How can we build a mixture of mixtures?

Ok, I try your strategy : building my own logp mixture…

This is my plan :

  • I build a dataset that is a 50:50 % mixture of two lognormal.
  • I build a model composed of 5 lognormal with (exponential) priors on mu and sd.
  • Then I create an observable DensityDist, with a call to a custom lopg function…

The problem arise when trying to pass the mixture distribution components as argument to the logp function : I just can’t find a way that works!

This is my code, and the error I get :

import sys
import pymc3 as pm, theano.tensor as tt
import numpy as np

import matplotlib.pyplot as plt

# simulated data :  a mix of 2 lognormal
data = np.concatenate( (
    np.random.lognormal(mean=3,sigma=0.5,size=1000),
    np.random.lognormal(mean=5,sigma=0.5,size=1000)) )

nbr = 5

def logp(components,w, data): # the custom logp function     #
    lp = 0
    for d in data: # for all data point
        for i in range(nbr):  # for all components of the mixture
            c = components[i].logp(d) # logp value of data again each components
            lp += (w[i]*c) # integrate weighting
    return lp #tt.ones(1)

with pm.Model() as model:
    components = []
    for i in range(nbr): # build the components list
        components.append(pm.Lognormal.dist(mu=pm.Exponential('mu_'+str(i), lam=1) 
        , sd=pm.Exponential('sd_'+str(i), lam=1)))
    w = pm.Dirichlet('w',a=np.array([0.0000001]*nbr)) # weight vector for the mixture

    # home-made mixture with a custom logp function
    mix = pm.DensityDist('mix',logp,observed={'w':w,'data':data,'components':components})

    # MCMC
    trace = pm.sample(1000, tune=1000)

    # graphes
    pm.traceplot(trace)
    plt.show()

And this is the error I get :
“TypeError: float() argument must be a string or a number, not ‘Lognormal’”

Which correspond to this line of my code :

mix = pm.DensityDist('mix',logp,observed={'w':w,'data':data,'components':components})

The logp function is certainly not correct too, but I can’t even get to the point to execute it!!
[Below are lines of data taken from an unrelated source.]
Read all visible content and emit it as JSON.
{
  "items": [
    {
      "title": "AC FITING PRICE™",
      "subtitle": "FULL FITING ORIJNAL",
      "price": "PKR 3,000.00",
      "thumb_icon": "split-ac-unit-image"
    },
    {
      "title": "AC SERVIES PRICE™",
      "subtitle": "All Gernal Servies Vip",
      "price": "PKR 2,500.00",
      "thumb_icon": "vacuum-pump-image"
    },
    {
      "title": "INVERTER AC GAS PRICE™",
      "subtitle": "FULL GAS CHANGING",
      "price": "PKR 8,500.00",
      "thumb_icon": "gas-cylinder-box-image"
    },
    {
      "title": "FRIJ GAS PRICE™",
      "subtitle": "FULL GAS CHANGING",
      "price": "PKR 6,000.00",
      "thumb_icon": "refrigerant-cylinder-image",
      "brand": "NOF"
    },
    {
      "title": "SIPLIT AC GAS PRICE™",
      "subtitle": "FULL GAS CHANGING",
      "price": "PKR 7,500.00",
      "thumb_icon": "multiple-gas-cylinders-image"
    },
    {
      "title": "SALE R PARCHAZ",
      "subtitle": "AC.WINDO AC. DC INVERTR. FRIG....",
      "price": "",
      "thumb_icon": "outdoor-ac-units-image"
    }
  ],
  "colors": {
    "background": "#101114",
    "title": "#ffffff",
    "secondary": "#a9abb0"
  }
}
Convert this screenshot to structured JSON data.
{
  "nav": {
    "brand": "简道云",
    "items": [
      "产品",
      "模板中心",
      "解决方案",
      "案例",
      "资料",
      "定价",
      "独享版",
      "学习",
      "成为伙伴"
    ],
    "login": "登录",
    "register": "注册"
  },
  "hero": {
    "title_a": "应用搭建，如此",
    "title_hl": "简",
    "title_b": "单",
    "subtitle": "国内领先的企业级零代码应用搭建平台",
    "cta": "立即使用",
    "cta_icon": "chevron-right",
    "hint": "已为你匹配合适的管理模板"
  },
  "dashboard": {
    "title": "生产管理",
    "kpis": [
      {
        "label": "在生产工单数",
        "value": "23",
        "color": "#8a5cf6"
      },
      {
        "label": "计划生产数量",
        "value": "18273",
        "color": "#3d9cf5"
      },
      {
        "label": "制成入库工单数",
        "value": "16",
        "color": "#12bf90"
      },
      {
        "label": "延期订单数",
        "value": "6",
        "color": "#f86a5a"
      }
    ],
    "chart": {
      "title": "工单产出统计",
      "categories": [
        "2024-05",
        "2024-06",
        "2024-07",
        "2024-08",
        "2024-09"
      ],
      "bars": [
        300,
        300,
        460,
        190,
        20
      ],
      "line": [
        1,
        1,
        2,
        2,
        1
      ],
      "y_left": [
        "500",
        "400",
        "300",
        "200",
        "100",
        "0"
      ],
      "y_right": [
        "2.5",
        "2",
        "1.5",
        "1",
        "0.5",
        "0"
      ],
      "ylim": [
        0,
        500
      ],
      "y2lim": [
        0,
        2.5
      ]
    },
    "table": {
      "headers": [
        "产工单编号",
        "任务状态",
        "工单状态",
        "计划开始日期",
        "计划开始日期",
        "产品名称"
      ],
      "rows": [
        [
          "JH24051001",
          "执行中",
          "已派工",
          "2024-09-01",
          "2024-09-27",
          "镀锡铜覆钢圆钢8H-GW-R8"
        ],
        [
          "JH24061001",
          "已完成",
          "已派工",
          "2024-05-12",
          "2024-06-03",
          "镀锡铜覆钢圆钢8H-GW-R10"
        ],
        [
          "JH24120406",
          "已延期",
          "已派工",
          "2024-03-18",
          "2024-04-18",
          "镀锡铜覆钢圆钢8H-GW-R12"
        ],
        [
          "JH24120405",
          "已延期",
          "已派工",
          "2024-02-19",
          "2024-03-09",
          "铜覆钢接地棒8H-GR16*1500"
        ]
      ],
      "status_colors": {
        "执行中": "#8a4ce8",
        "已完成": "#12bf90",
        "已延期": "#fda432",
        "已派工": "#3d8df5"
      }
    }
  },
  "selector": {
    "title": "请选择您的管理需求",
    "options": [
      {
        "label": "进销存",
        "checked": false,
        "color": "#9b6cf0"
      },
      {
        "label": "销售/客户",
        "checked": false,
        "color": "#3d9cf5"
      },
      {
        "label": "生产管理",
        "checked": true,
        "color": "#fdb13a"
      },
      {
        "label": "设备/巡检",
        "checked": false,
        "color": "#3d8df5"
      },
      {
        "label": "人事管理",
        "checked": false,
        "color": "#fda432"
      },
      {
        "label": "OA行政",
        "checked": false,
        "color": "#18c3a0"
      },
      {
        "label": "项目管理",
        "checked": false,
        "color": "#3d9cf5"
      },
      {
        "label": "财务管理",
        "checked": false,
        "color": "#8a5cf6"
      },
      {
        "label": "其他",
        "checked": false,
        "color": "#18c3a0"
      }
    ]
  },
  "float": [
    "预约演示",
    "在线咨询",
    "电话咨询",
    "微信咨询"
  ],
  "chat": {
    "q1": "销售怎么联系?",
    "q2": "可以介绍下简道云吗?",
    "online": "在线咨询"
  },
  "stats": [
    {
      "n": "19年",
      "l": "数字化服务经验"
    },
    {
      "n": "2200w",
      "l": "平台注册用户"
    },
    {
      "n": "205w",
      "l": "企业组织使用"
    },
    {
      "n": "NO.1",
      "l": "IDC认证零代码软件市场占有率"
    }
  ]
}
I tried to “tt.stack” or “tt.concatenate” on the “components” list, before the call to “DensityDist”, but these functions only work with random variable (and not “.dist” object).
If I declare the components as “pm.Lognormal” (not pm.Lognormal.dist") then I can tt.stack or tt.concatenate them and pass it to the custom logp function, but then I can’t access the lopg function of the “components”!
(and, anyway, I guess that Pymc3 will automatically add a logp cost from each components wich will lead to a erroneous global logp function)

I’m so clueless … ;(

I need to pass the mixture components to the custom logp function to be able to build the mixture logp, but it seems that DensityDist prevents me to do so.